The "Venus of Willendorf" pictured here at the right is one of the oldest examples of human form in art history. She is very mysterious because no one really knows what her purpose was. Was she the depiction of ideal beauty? Was she for fertility? Was she a god? Art historians have theorized for years, but there is truly no way of knowing. One thing is for sure, however, she is very organic. Every part of her is round. Even her face has been generalized down to a series of organic circles.

At some point the tables turned from very organic form to very linear forms. I think a good example of this is to look at the Cubist work of Picasso and Braque. They broke down forms into geometric planes. According to art historians Cubists were trying to show a form from multiple view points, but after reading this week's text, what was really being said? As Kress and van Leeuwen state, in contemporary western culture, "squares and rectangles are the elements of the mechanical, technological order, of the world of human construction." (p. 54) In the Cubist's work many times people become made of planes, rectangles, and sharp mechanical shapes as in the image at the left Braque's "Man with a Guitar". Using visual cues from the images, can we infer a sense of people becoming machines entering into the subconscious? Nothing about this image looks remotely organic or human. You have to pry away the layers to piece the human elements together.

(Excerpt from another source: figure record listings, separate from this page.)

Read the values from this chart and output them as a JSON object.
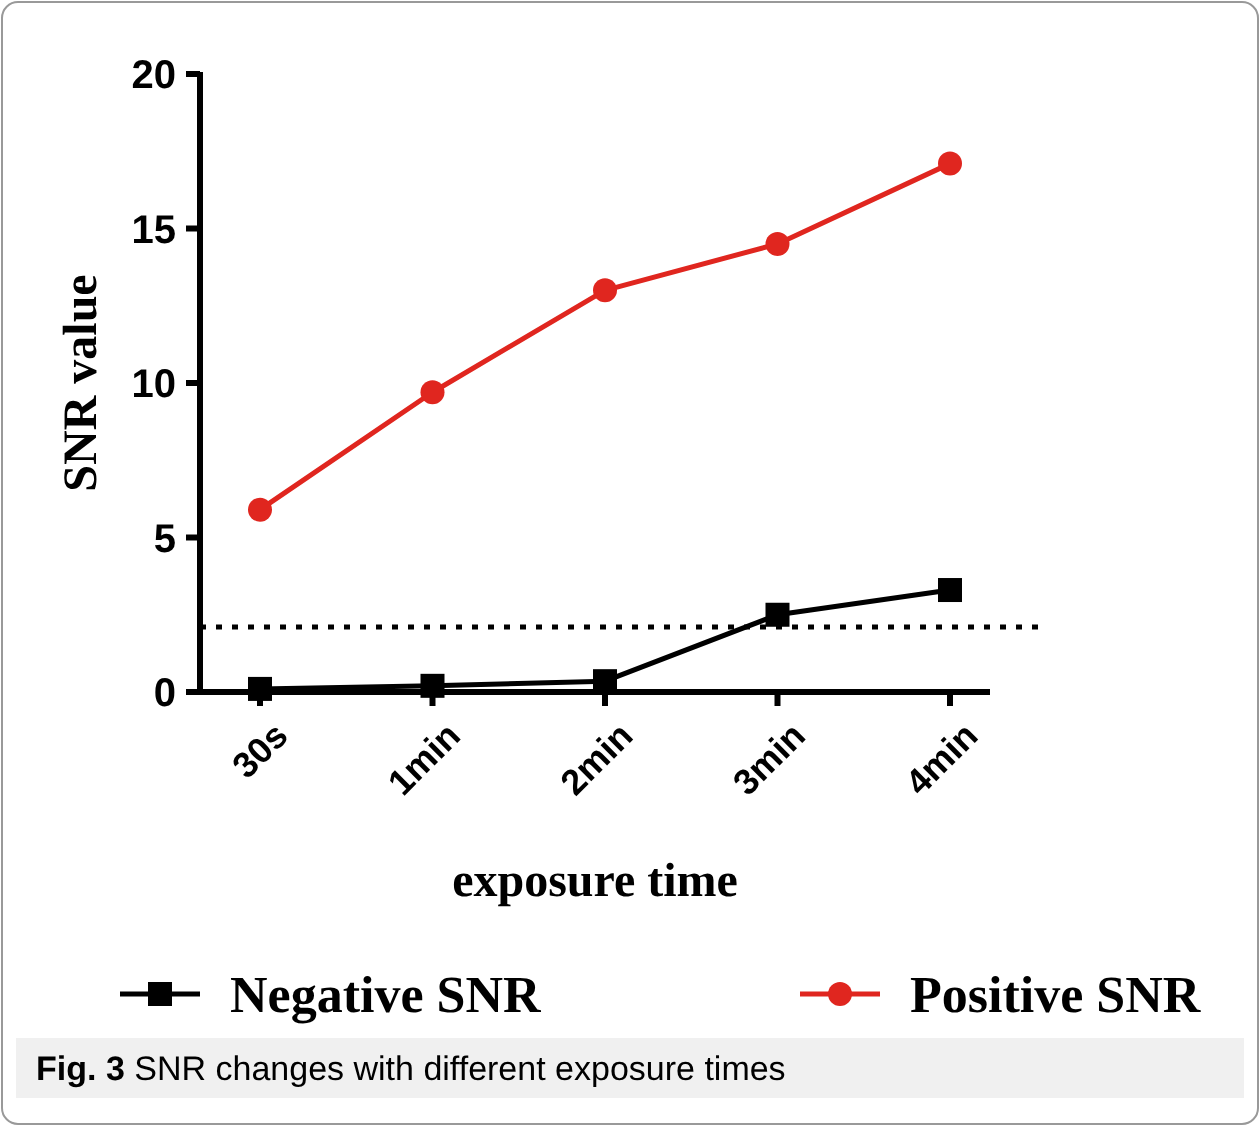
{
  "chart_data": {
    "type": "line",
    "xlabel": "exposure time",
    "ylabel": "SNR value",
    "categories": [
      "30s",
      "1min",
      "2min",
      "3min",
      "4min"
    ],
    "ylim": [
      0,
      20
    ],
    "yticks": [
      0,
      5,
      10,
      15,
      20
    ],
    "grid": false,
    "legend": "bottom",
    "series": [
      {
        "name": "Negative SNR",
        "color": "#000000",
        "marker": "square",
        "values": [
          0.1,
          0.2,
          0.35,
          2.5,
          3.3
        ]
      },
      {
        "name": "Positive SNR",
        "color": "#e0261f",
        "marker": "circle",
        "values": [
          5.9,
          9.7,
          13.0,
          14.5,
          17.1
        ]
      }
    ],
    "ref_lines": [
      {
        "axis": "y",
        "value": 2.1,
        "line_style": "dotted"
      }
    ],
    "annotations": [
      "Fig. 3 SNR changes with different exposure times"
    ]
  }
}
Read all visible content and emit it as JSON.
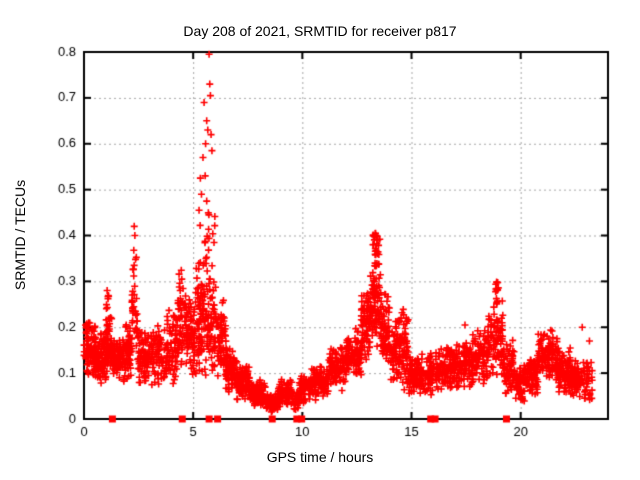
{
  "title": "Day 208 of 2021, SRMTID for receiver p817",
  "colors": {
    "marker": "#ff0000",
    "grid": "#a8a8a8",
    "axis": "#000000",
    "background": "#ffffff"
  },
  "chart_data": {
    "type": "scatter",
    "title": "Day 208 of 2021, SRMTID for receiver p817",
    "xlabel": "GPS time / hours",
    "ylabel": "SRMTID / TECUs",
    "xlim": [
      0,
      24
    ],
    "ylim": [
      0,
      0.8
    ],
    "grid": true,
    "legend": "none",
    "x_ticks": [
      {
        "v": 0,
        "label": "0"
      },
      {
        "v": 5,
        "label": "5"
      },
      {
        "v": 10,
        "label": "10"
      },
      {
        "v": 15,
        "label": "15"
      },
      {
        "v": 20,
        "label": "20"
      }
    ],
    "y_ticks": [
      {
        "v": 0.0,
        "label": "0"
      },
      {
        "v": 0.1,
        "label": "0.1"
      },
      {
        "v": 0.2,
        "label": "0.2"
      },
      {
        "v": 0.3,
        "label": "0.3"
      },
      {
        "v": 0.4,
        "label": "0.4"
      },
      {
        "v": 0.5,
        "label": "0.5"
      },
      {
        "v": 0.6,
        "label": "0.6"
      },
      {
        "v": 0.7,
        "label": "0.7"
      },
      {
        "v": 0.8,
        "label": "0.8"
      }
    ],
    "series": [
      {
        "name": "srmtid",
        "marker": "plus",
        "color": "#ff0000",
        "segments": [
          [
            0.0,
            0.5,
            0.08,
            0.22,
            90,
            "band"
          ],
          [
            0.5,
            1.0,
            0.07,
            0.2,
            90,
            "band"
          ],
          [
            1.0,
            1.3,
            0.08,
            0.24,
            55,
            "band"
          ],
          [
            1.02,
            1.15,
            0.24,
            0.285,
            6,
            "uniform"
          ],
          [
            1.3,
            1.9,
            0.07,
            0.18,
            85,
            "band"
          ],
          [
            1.9,
            2.2,
            0.08,
            0.22,
            55,
            "band"
          ],
          [
            2.2,
            2.45,
            0.14,
            0.31,
            30,
            "band"
          ],
          [
            2.24,
            2.4,
            0.31,
            0.37,
            5,
            "uniform"
          ],
          [
            2.45,
            3.0,
            0.07,
            0.2,
            80,
            "band"
          ],
          [
            3.0,
            3.6,
            0.06,
            0.22,
            70,
            "band"
          ],
          [
            3.6,
            4.3,
            0.07,
            0.25,
            80,
            "band"
          ],
          [
            4.3,
            4.75,
            0.1,
            0.3,
            65,
            "band"
          ],
          [
            4.35,
            4.6,
            0.28,
            0.33,
            6,
            "uniform"
          ],
          [
            4.75,
            5.1,
            0.09,
            0.28,
            50,
            "band"
          ],
          [
            5.1,
            6.05,
            0.08,
            0.35,
            150,
            "band"
          ],
          [
            5.2,
            6.0,
            0.33,
            0.45,
            18,
            "uniform"
          ],
          [
            6.05,
            6.5,
            0.08,
            0.26,
            65,
            "band"
          ],
          [
            6.5,
            7.0,
            0.05,
            0.16,
            80,
            "band"
          ],
          [
            7.0,
            7.6,
            0.035,
            0.12,
            95,
            "band"
          ],
          [
            7.6,
            8.3,
            0.02,
            0.09,
            95,
            "band"
          ],
          [
            8.3,
            8.9,
            0.008,
            0.06,
            70,
            "band"
          ],
          [
            8.9,
            9.6,
            0.025,
            0.09,
            80,
            "band"
          ],
          [
            9.6,
            9.85,
            0.02,
            0.06,
            20,
            "uniform"
          ],
          [
            9.85,
            10.15,
            0.03,
            0.1,
            45,
            "band"
          ],
          [
            10.15,
            10.4,
            0.04,
            0.09,
            18,
            "uniform"
          ],
          [
            10.4,
            11.2,
            0.04,
            0.12,
            100,
            "band"
          ],
          [
            11.2,
            12.0,
            0.06,
            0.16,
            100,
            "band"
          ],
          [
            12.0,
            12.7,
            0.08,
            0.2,
            90,
            "band"
          ],
          [
            12.7,
            13.1,
            0.1,
            0.28,
            70,
            "band"
          ],
          [
            13.1,
            13.6,
            0.15,
            0.34,
            80,
            "band"
          ],
          [
            13.2,
            13.55,
            0.33,
            0.405,
            28,
            "uniform"
          ],
          [
            13.6,
            14.0,
            0.1,
            0.28,
            60,
            "band"
          ],
          [
            14.0,
            14.5,
            0.08,
            0.22,
            70,
            "band"
          ],
          [
            14.5,
            14.85,
            0.05,
            0.25,
            50,
            "band"
          ],
          [
            14.85,
            15.3,
            0.05,
            0.15,
            60,
            "band"
          ],
          [
            15.3,
            16.0,
            0.05,
            0.15,
            80,
            "band"
          ],
          [
            16.0,
            17.0,
            0.06,
            0.17,
            110,
            "band"
          ],
          [
            17.0,
            17.8,
            0.06,
            0.18,
            100,
            "band"
          ],
          [
            17.8,
            18.5,
            0.07,
            0.2,
            80,
            "band"
          ],
          [
            18.5,
            19.2,
            0.08,
            0.26,
            85,
            "band"
          ],
          [
            18.85,
            19.15,
            0.25,
            0.3,
            14,
            "uniform"
          ],
          [
            19.2,
            19.7,
            0.05,
            0.18,
            60,
            "band"
          ],
          [
            19.7,
            20.3,
            0.03,
            0.13,
            70,
            "band"
          ],
          [
            20.3,
            20.8,
            0.05,
            0.15,
            70,
            "band"
          ],
          [
            20.8,
            21.7,
            0.08,
            0.205,
            110,
            "band"
          ],
          [
            21.7,
            22.3,
            0.05,
            0.16,
            90,
            "band"
          ],
          [
            22.3,
            22.8,
            0.04,
            0.13,
            70,
            "band"
          ],
          [
            22.8,
            23.3,
            0.03,
            0.14,
            38,
            "band"
          ]
        ],
        "outliers": [
          [
            5.73,
            0.795
          ],
          [
            5.76,
            0.73
          ],
          [
            5.79,
            0.705
          ],
          [
            5.5,
            0.69
          ],
          [
            5.62,
            0.65
          ],
          [
            5.67,
            0.63
          ],
          [
            5.82,
            0.62
          ],
          [
            5.57,
            0.6
          ],
          [
            5.86,
            0.585
          ],
          [
            5.45,
            0.57
          ],
          [
            5.55,
            0.53
          ],
          [
            5.33,
            0.525
          ],
          [
            5.38,
            0.49
          ],
          [
            5.62,
            0.475
          ],
          [
            5.27,
            0.455
          ],
          [
            5.72,
            0.445
          ],
          [
            2.3,
            0.42
          ],
          [
            2.33,
            0.4
          ],
          [
            2.28,
            0.368
          ],
          [
            2.36,
            0.348
          ],
          [
            13.35,
            0.405
          ],
          [
            13.42,
            0.398
          ],
          [
            1.06,
            0.28
          ],
          [
            1.1,
            0.262
          ],
          [
            17.45,
            0.205
          ],
          [
            22.82,
            0.2
          ],
          [
            23.15,
            0.17
          ]
        ]
      },
      {
        "name": "flags",
        "marker": "filled-square",
        "color": "#ff0000",
        "y": 0,
        "x": [
          1.3,
          4.5,
          5.73,
          6.12,
          8.62,
          9.75,
          9.97,
          15.88,
          16.08,
          19.35
        ]
      }
    ]
  }
}
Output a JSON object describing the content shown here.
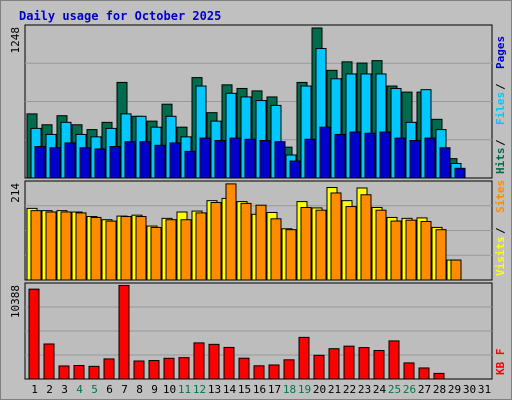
{
  "title": "Daily usage for October 2025",
  "colors": {
    "background": "#c0c0c0",
    "plot_background": "#bdbdbd",
    "gridline": "#999999",
    "hits": "#006b4d",
    "files": "#00c8ff",
    "pages": "#0000cc",
    "visits": "#ffff00",
    "sites": "#ff8c00",
    "kbytes": "#ff0000",
    "weekday_label": "#000000",
    "weekend_label": "#00774a"
  },
  "chart_data": [
    {
      "type": "bar",
      "panel": "hits_files_pages",
      "ymax_label": "1248",
      "ylim": [
        0,
        1248
      ],
      "grid": true,
      "categories": [
        "1",
        "2",
        "3",
        "4",
        "5",
        "6",
        "7",
        "8",
        "9",
        "10",
        "11",
        "12",
        "13",
        "14",
        "15",
        "16",
        "17",
        "18",
        "19",
        "20",
        "21",
        "22",
        "23",
        "24",
        "25",
        "26",
        "27",
        "28",
        "29",
        "30",
        "31"
      ],
      "legend": [
        {
          "label": "Hits",
          "color_key": "hits"
        },
        {
          "label": "Files",
          "color_key": "files"
        },
        {
          "label": "Pages",
          "color_key": "pages"
        }
      ],
      "series": [
        {
          "name": "Hits",
          "color_key": "hits",
          "values": [
            530,
            440,
            515,
            440,
            400,
            460,
            790,
            510,
            470,
            610,
            420,
            830,
            540,
            770,
            740,
            720,
            670,
            255,
            790,
            1240,
            890,
            960,
            950,
            970,
            760,
            710,
            710,
            485,
            160,
            null,
            null
          ]
        },
        {
          "name": "Files",
          "color_key": "files",
          "values": [
            410,
            360,
            460,
            360,
            340,
            410,
            530,
            510,
            420,
            510,
            340,
            760,
            470,
            700,
            670,
            640,
            600,
            190,
            760,
            1070,
            820,
            860,
            860,
            860,
            740,
            460,
            730,
            400,
            120,
            null,
            null
          ]
        },
        {
          "name": "Pages",
          "color_key": "pages",
          "values": [
            260,
            250,
            290,
            250,
            240,
            260,
            300,
            300,
            270,
            290,
            220,
            330,
            310,
            330,
            320,
            310,
            300,
            140,
            320,
            420,
            360,
            380,
            370,
            380,
            330,
            310,
            330,
            250,
            80,
            null,
            null
          ]
        }
      ]
    },
    {
      "type": "bar",
      "panel": "visits_sites",
      "ymax_label": "214",
      "ylim": [
        0,
        214
      ],
      "grid": true,
      "legend": [
        {
          "label": "Visits",
          "color_key": "visits"
        },
        {
          "label": "Sites",
          "color_key": "sites"
        }
      ],
      "series": [
        {
          "name": "Visits",
          "color_key": "visits",
          "values": [
            158,
            153,
            153,
            150,
            140,
            133,
            141,
            143,
            119,
            136,
            150,
            152,
            175,
            180,
            173,
            145,
            149,
            113,
            173,
            159,
            204,
            175,
            203,
            160,
            138,
            136,
            137,
            116,
            44,
            null,
            null
          ]
        },
        {
          "name": "Sites",
          "color_key": "sites",
          "values": [
            153,
            150,
            150,
            148,
            138,
            130,
            140,
            140,
            116,
            133,
            133,
            148,
            171,
            212,
            169,
            165,
            135,
            111,
            160,
            154,
            192,
            162,
            188,
            154,
            130,
            132,
            129,
            111,
            44,
            null,
            null
          ]
        }
      ]
    },
    {
      "type": "bar",
      "panel": "kbytes",
      "ymax_label": "10388",
      "ylim": [
        0,
        10388
      ],
      "grid": true,
      "legend": [
        {
          "label": "KB F",
          "color_key": "kbytes"
        }
      ],
      "series": [
        {
          "name": "KB F",
          "color_key": "kbytes",
          "values": [
            9930,
            3870,
            1440,
            1490,
            1400,
            2220,
            10340,
            1990,
            2040,
            2290,
            2360,
            3990,
            3830,
            3490,
            2300,
            1460,
            1550,
            2120,
            4600,
            2620,
            3350,
            3630,
            3470,
            3150,
            4210,
            1780,
            1220,
            620,
            null,
            null,
            null
          ]
        }
      ]
    }
  ],
  "x_axis": {
    "days": [
      "1",
      "2",
      "3",
      "4",
      "5",
      "6",
      "7",
      "8",
      "9",
      "10",
      "11",
      "12",
      "13",
      "14",
      "15",
      "16",
      "17",
      "18",
      "19",
      "20",
      "21",
      "22",
      "23",
      "24",
      "25",
      "26",
      "27",
      "28",
      "29",
      "30",
      "31"
    ],
    "weekend_days": [
      "4",
      "5",
      "11",
      "12",
      "18",
      "19",
      "25",
      "26"
    ]
  }
}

It seems only natural to take visual representation to the next level by boiling people and images down to a series of vectors and basic shapes. It is the ultimate dehumanizing jump. Diagram people like a sentence. But even boiling humanity down to geometry, it gets confusing. Nature cannot easily be put into such man-made order as a box. Look at the example of trying to diagram El Lissitzky's Beat the Whites with the Red Wedge on page 60,
The triangle in El Lissitzky's Beat the Whites with the Red Wedge literally wedges itself into the white circle. This opens up a perhaps large, but by no means infinite, range of possible readings: the triangle can be said to 'pierce' or 'infiltrate' or 'destabilize' the circle.
If an image of a triangle and a circle cannot be easily diagrammed, then can we really expect to be able to categorize people? They are infinitely more complex than a painting.